The militarists are looking to slash social entitlements to massively boost war spending. Yet there’s little organized opposition.
NATO Secretary General Mark Rutte sent a letter to all 32 member states asking them to agree to spend 5% of GDP on the military and associated initiatives. Up from the already outrageously high current alliance target of 2% of gross domestic product, the plan is to devote 3.5% to “hard military” initiatives by 2030 and 1.5% more for infrastructure and defence-related activities.
Donald Trump’s administration has been pushing for this huge expansion in war spending.
Militarism from Trump to Carney
The US president has repeatedly said he wants NATO allies to boost military spending to 5%.
While it’s widely understood that Germany, Belgium and others are pushing back privately, Spain appears to be the only country publicly opposing the plan to be finalized at the June 24-25 NATO leaders’ summit. On Thursday Spanish Defence Minister Margarita Robles said, “We think that this 2% is enough to meet the responsibilities we have committed to.”
Canadian officials haven’t expressed any criticism of the proposal while publicly celebrating NATO’s uber militarism. After speaking with Rutte on Friday, Prime Minister Mark Carney posted, “had a productive call with the Secretary General of NATO this afternoon ahead of the upcoming NATO Summit. I raised Canada’s plan to rebuild, rearm, and reinvest in the Canadian Armed Forces — part of our commitment to strengthening the Alliance and its military readiness.”
Canadian officials’ public comments are ever more aggressive in support of massively boosting military spending. At a NATO meeting in Brussels on Thursday defence minister David McGuinty discussed “a top to bottom” look at war spending.
Canada currently spends $40 billion per year on its military. Reaching the 3.5% of GDP target would boost military spending to nearly $110 billion and the 5% target would be about $160 billion. Assuming some current spending could be counted towards the 5% target we could still be looking at an $80 or $100 billion increase in military spending. By contrast, t(The Coalition for Healthy School Food says a national school lunch program would cost about $2.7 billion a year.
Welfare not warfare
They are also starting to allude to cutting social entitlement to pay for the military expansion. At the CANSEC arms fair in Ottawa last week McGuinty said, “I read yesterday that the Netherlands let 22 per cent of their public servants go — except for the defence department — to meet their obligations. Other countries are doing away with national holidays. Others are increasing corporate taxes or running larger deficits in anticipation of the troubles that might be forthcoming.”

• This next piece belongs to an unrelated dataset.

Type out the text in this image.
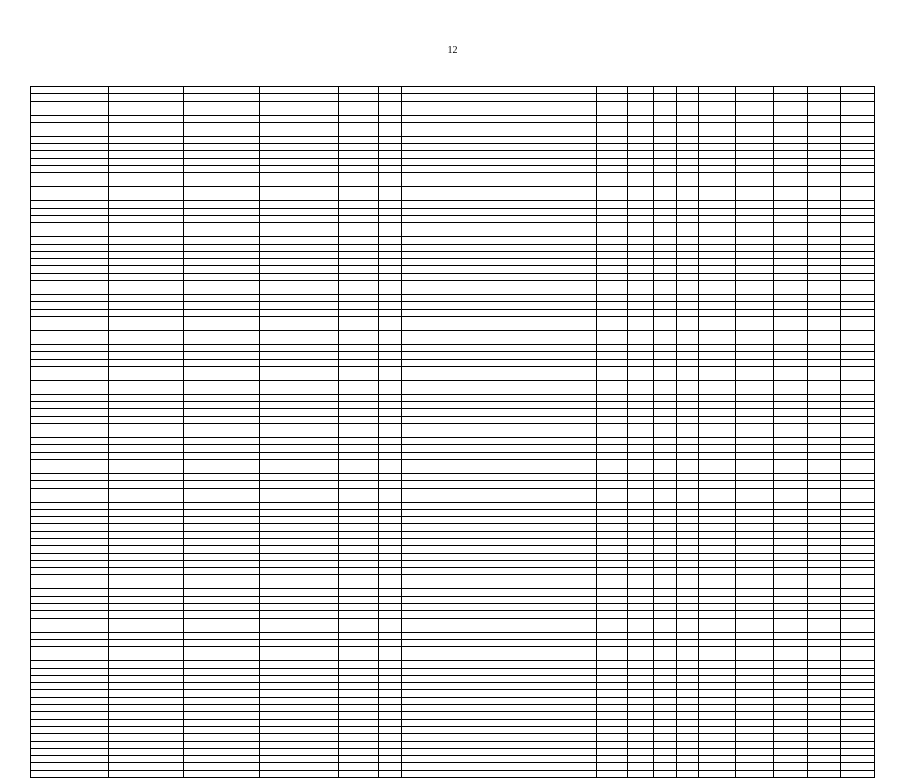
12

Outside of government, militarists are becoming bolder in their calls to cut social programs to pay for war. In “The high cost of failing to pay for peace”, last week the Globe and Mail editorial board noted, “That promise avoids hard choices, and an opportunity to assemble the funds needed for a rebuilding of Canada’s defences. The Old Age Security payment, which sends funds to households with hundreds of thousands in annual income, is ripe for reform. So too is the equalization program. Expanding pharmacare to displace private insurance coverage is simply a waste of money.”
Putting money into the war machine is an investment, but covering medicine is a “waste of money”.

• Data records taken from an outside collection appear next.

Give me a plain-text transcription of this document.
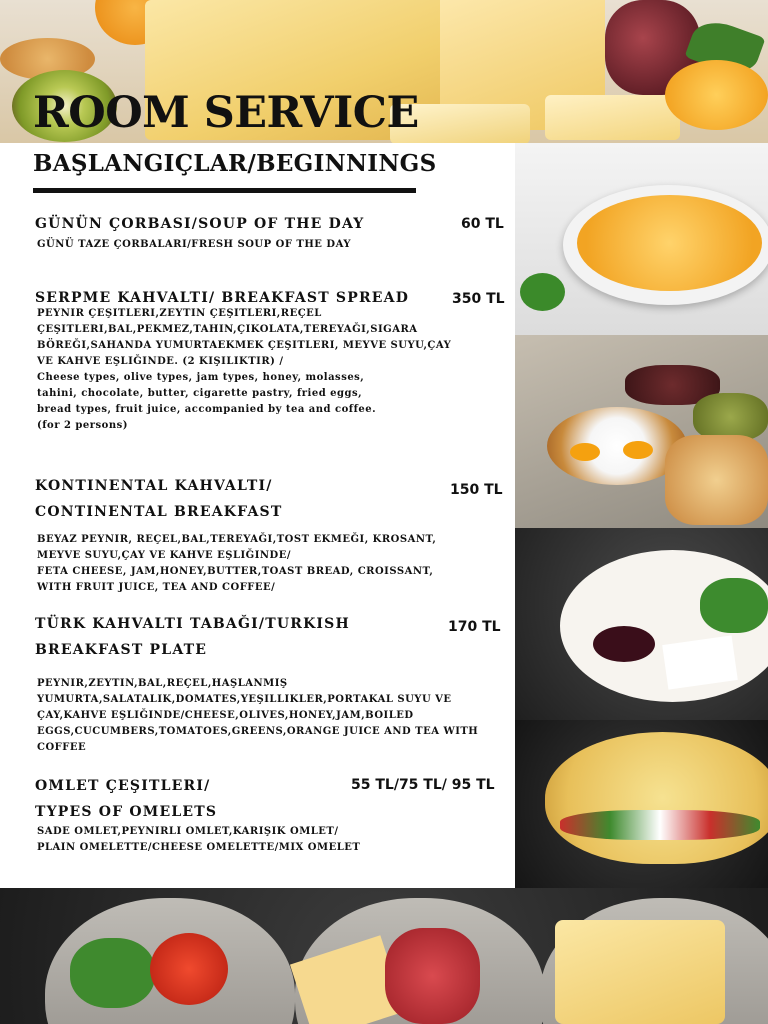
ROOM SERVICE
BAŞLANGIÇLAR/BEGINNINGS
GÜNÜN ÇORBASI/SOUP OF THE DAY	60 TL
GÜNÜ TAZE ÇORBALARI/FRESH SOUP OF THE DAY
SERPME KAHVALTI/ BREAKFAST SPREAD	350 TL
PEYNIR ÇEŞITLERI,ZEYTIN ÇEŞITLERI,REÇEL
ÇEŞITLERI,BAL,PEKMEZ,TAHIN,ÇIKOLATA,TEREYAĞI,SIGARA
BÖREĞI,SAHANDA YUMURTAEKMEK ÇEŞITLERI, MEYVE SUYU,ÇAY
VE KAHVE EŞLIĞINDE. (2 KIŞILIKTIR) /
Cheese types, olive types, jam types, honey, molasses,
tahini, chocolate, butter, cigarette pastry, fried eggs,
bread types, fruit juice, accompanied by tea and coffee.
(for 2 persons)
KONTINENTAL KAHVALTI/
CONTINENTAL BREAKFAST
150 TL
BEYAZ PEYNIR, REÇEL,BAL,TEREYAĞI,TOST EKMEĞI, KROSANT,
MEYVE SUYU,ÇAY VE KAHVE EŞLIĞINDE/
FETA CHEESE, JAM,HONEY,BUTTER,TOAST BREAD, CROISSANT,
WITH FRUIT JUICE, TEA AND COFFEE/
TÜRK KAHVALTI TABAĞI/TURKISH
BREAKFAST PLATE
170 TL
PEYNIR,ZEYTIN,BAL,REÇEL,HAŞLANMIŞ
YUMURTA,SALATALIK,DOMATES,YEŞILLIKLER,PORTAKAL SUYU VE
ÇAY,KAHVE EŞLIĞINDE/CHEESE,OLIVES,HONEY,JAM,BOILED
EGGS,CUCUMBERS,TOMATOES,GREENS,ORANGE JUICE AND TEA WITH
COFFEE
OMLET ÇEŞITLERI/
TYPES OF OMELETS
55 TL/75 TL/ 95 TL
SADE OMLET,PEYNIRLI OMLET,KARIŞIK OMLET/
PLAIN OMELETTE/CHEESE OMELETTE/MIX OMELET
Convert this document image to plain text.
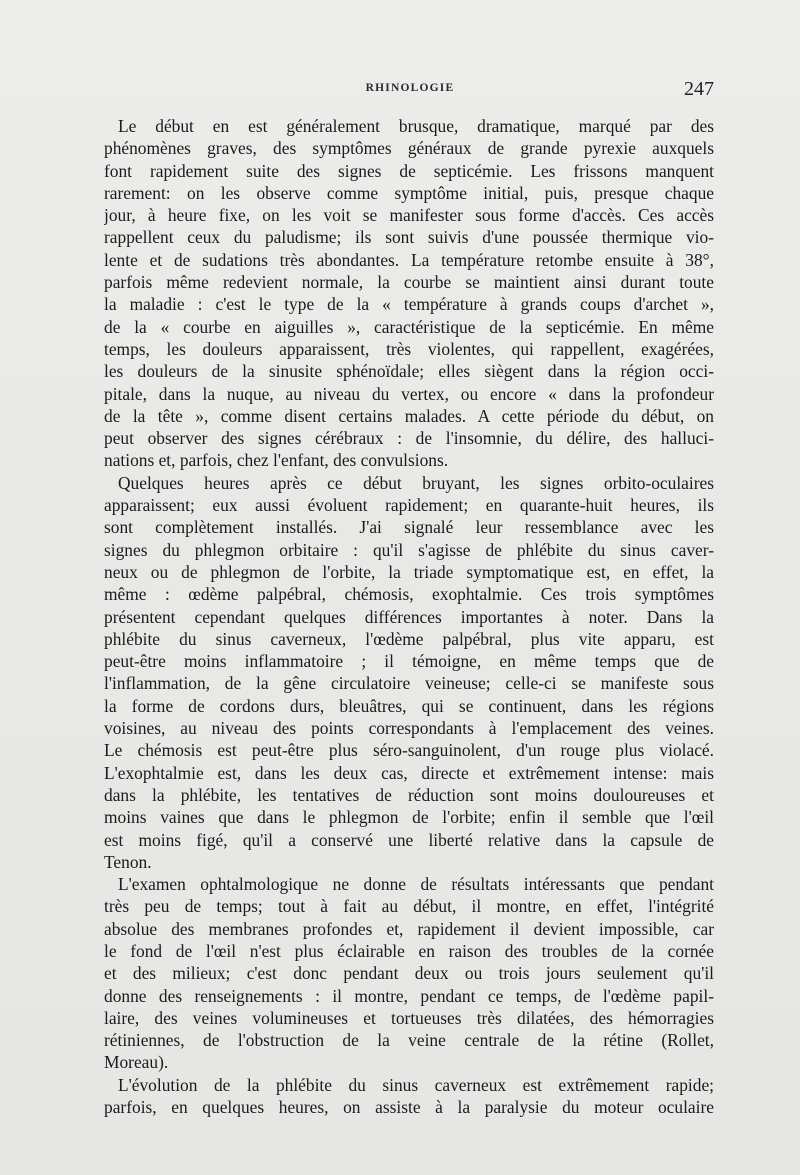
RHINOLOGIE	247
Le début en est généralement brusque, dramatique, marqué par des
phénomènes graves, des symptômes généraux de grande pyrexie auxquels
font rapidement suite des signes de septicémie. Les frissons manquent
rarement: on les observe comme symptôme initial, puis, presque chaque
jour, à heure fixe, on les voit se manifester sous forme d'accès. Ces accès
rappellent ceux du paludisme; ils sont suivis d'une poussée thermique vio-
lente et de sudations très abondantes. La température retombe ensuite à 38°,
parfois même redevient normale, la courbe se maintient ainsi durant toute
la maladie : c'est le type de la « température à grands coups d'archet »,
de la « courbe en aiguilles », caractéristique de la septicémie. En même
temps, les douleurs apparaissent, très violentes, qui rappellent, exagérées,
les douleurs de la sinusite sphénoïdale; elles siègent dans la région occi-
pitale, dans la nuque, au niveau du vertex, ou encore « dans la profondeur
de la tête », comme disent certains malades. A cette période du début, on
peut observer des signes cérébraux : de l'insomnie, du délire, des halluci-
nations et, parfois, chez l'enfant, des convulsions.
Quelques heures après ce début bruyant, les signes orbito-oculaires
apparaissent; eux aussi évoluent rapidement; en quarante-huit heures, ils
sont complètement installés. J'ai signalé leur ressemblance avec les
signes du phlegmon orbitaire : qu'il s'agisse de phlébite du sinus caver-
neux ou de phlegmon de l'orbite, la triade symptomatique est, en effet, la
même : œdème palpébral, chémosis, exophtalmie. Ces trois symptômes
présentent cependant quelques différences importantes à noter. Dans la
phlébite du sinus caverneux, l'œdème palpébral, plus vite apparu, est
peut-être moins inflammatoire ; il témoigne, en même temps que de
l'inflammation, de la gêne circulatoire veineuse; celle-ci se manifeste sous
la forme de cordons durs, bleuâtres, qui se continuent, dans les régions
voisines, au niveau des points correspondants à l'emplacement des veines.
Le chémosis est peut-être plus séro-sanguinolent, d'un rouge plus violacé.
L'exophtalmie est, dans les deux cas, directe et extrêmement intense: mais
dans la phlébite, les tentatives de réduction sont moins douloureuses et
moins vaines que dans le phlegmon de l'orbite; enfin il semble que l'œil
est moins figé, qu'il a conservé une liberté relative dans la capsule de
Tenon.
L'examen ophtalmologique ne donne de résultats intéressants que pendant
très peu de temps; tout à fait au début, il montre, en effet, l'intégrité
absolue des membranes profondes et, rapidement il devient impossible, car
le fond de l'œil n'est plus éclairable en raison des troubles de la cornée
et des milieux; c'est donc pendant deux ou trois jours seulement qu'il
donne des renseignements : il montre, pendant ce temps, de l'œdème papil-
laire, des veines volumineuses et tortueuses très dilatées, des hémorragies
rétiniennes, de l'obstruction de la veine centrale de la rétine (Rollet,
Moreau).
L'évolution de la phlébite du sinus caverneux est extrêmement rapide;
parfois, en quelques heures, on assiste à la paralysie du moteur oculaire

Anti-war forces need to reach out to the Council of Canadians, Canadian Health Coalition, Ontario Coalition for Better Child Care, Coalition of Child Care Advocates of BC, Canadian Union of Public Employees, Public Service Alliance of Canada and other public sector unions who will face ever greater pressure from the massive boost in military spending. In London, England, thousands marched Saturday against cutting social programs to pay for rearmament, calling for “Welfare Not Warfare” and “Nurses Not Nukes.”
Anti-war forces in Canada should be raising withdrawing from an alliance demanding such a huge shift in public resources while whole communities are being displaced by forest fires worsened by climate change. Any push to go above the already outrageous 2% of GDP on warfare must result in calls for Canada to withdraw from NATO. Slashing social programs to spend more in service of a belligerent US-led alliance must be flatly rejected across Canada’s left.
Last week in Ottawa I asked interim NDP leader Don Davies if the party would raise withdrawing from NATO if the alliance commits to boosting military spending to 3.5% of GDP. Davies wouldn’t commit to calling for withdrawing from NATO but said he opposed shifting public resources away from social priorities to reach the current 2% of GDP target.
The NDP, Greens and Bloc Quebecois need to be hearing opposition to Donald Trump’s extremist NATO military agenda.